Si tu n’es pas sage, le méchant marchand de tableaux passera te voir cette nuit...
Comme l’indique forte explicitement le titre de l’album il s’agit d’une " vengeance ". Celle en l’occurrence d’un peintre du XIXe siècle, Louis Paulus (surnommé "deux mains d’or" et abusé par le marchand d’art sans scrupules Northbrook) et qui revient à Paris en 1843 sous l’identité du comte polonais Mieszko Skarabek, après avoir fait croire à sa mort 10 ans plus tôt, pour traîner en justice celui qui l’a spolié par le passé.
Il est assez infâme pour un critique bd de résumer ainsi le scénario de Yves Sente parce que cette cohérence de l’histoire tragique et du parcours houleux de Paulus/Skarbek (ils ne font qu’un, indeed), c’est au fur et à mesure de ces magnifiques 54 pages que le lecteur l’apprend, informé par des flash back significatifs lors du jugement au tribunal. Les éditions Dargaud ont mis le paquet sur ce titre en proposant à la fois un site Internet dédié à l’œuvre et une exposition à la Fnac, et elles ont eu bien raison car ladite Vengeance mérite le détour, tant par les détails historiques dont elle regorge (les batailles : Waterloo, l’indépendance des Etats belges, la littérature du siècle passé, Dumas et son " nègre " notamment) que par la superbe palette de Rosinski qui impressionne par un usage de la couleur directe - il a peint sur des planches au format exceptionnel de 1 mètre sur 70 centimètres - qui consonne au plus haut point avec l’art pictural.
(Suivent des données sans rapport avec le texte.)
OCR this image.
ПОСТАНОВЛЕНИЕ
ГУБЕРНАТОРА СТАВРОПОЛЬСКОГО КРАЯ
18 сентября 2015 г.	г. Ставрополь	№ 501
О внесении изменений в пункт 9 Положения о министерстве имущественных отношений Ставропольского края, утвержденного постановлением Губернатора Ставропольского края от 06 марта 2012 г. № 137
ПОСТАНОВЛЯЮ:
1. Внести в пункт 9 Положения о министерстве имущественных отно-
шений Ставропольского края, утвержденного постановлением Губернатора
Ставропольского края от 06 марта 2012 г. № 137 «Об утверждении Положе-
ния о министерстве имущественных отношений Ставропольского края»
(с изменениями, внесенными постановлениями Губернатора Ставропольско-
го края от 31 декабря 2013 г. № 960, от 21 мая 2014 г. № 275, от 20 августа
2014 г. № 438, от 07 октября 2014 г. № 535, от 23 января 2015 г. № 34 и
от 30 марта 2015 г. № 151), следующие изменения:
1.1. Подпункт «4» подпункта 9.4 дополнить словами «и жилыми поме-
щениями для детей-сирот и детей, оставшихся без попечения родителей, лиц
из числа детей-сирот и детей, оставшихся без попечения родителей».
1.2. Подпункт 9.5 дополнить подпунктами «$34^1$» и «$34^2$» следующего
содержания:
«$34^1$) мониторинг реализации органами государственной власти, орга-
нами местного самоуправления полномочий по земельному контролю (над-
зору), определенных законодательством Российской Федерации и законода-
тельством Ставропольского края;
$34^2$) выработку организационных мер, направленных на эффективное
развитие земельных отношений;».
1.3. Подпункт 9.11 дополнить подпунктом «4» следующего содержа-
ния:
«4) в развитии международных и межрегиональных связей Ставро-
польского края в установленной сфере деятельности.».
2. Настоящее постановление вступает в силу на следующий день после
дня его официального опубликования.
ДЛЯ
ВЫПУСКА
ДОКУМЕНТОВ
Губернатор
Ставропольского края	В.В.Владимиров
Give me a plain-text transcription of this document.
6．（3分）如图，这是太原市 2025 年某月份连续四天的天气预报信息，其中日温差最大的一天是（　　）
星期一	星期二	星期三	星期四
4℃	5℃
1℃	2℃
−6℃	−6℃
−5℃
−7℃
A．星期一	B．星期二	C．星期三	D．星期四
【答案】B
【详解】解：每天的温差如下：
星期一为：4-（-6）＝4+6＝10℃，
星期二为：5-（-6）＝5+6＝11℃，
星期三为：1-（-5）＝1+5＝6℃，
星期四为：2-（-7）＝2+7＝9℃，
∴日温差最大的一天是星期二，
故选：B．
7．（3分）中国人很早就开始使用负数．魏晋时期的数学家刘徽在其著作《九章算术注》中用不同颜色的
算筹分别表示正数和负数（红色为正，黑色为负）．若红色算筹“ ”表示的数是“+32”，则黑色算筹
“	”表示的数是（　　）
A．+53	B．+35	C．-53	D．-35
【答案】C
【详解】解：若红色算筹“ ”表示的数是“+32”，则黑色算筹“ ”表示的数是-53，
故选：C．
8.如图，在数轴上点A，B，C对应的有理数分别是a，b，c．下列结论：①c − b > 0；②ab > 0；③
Ces lavis délavés et gouaches fébriles épousent les contours des êtres (torturés) et des lieux (tortueux), dessinant comme un écrin aux rues de Paris et aux fastes d’un XIXe siècle en pleins bouleversements économiques et sociaux. Stratégie et corruption, abus de pouvoir et félonie dansent bientôt au bal des pendus orchestré dans le milieu artistique par le comte Skarbek, alias Paulus revenu des royaume des morts avec une main d’or... Si l’on peut regretter quelque approximation chronologique concernant par exemple la greffe d’une main qu’aurait subi Paulus - et sur laquelle s’appuie le noeud de l’intrigue - il n’en reste pas moins que cette histoire de vengeance, mûrement réfléchie et très monte-christolienne dans l’âme, séduira un large public. Toux ceux en tout cas qui aiment se voir rencontrer la bd et le polar artistico-historique.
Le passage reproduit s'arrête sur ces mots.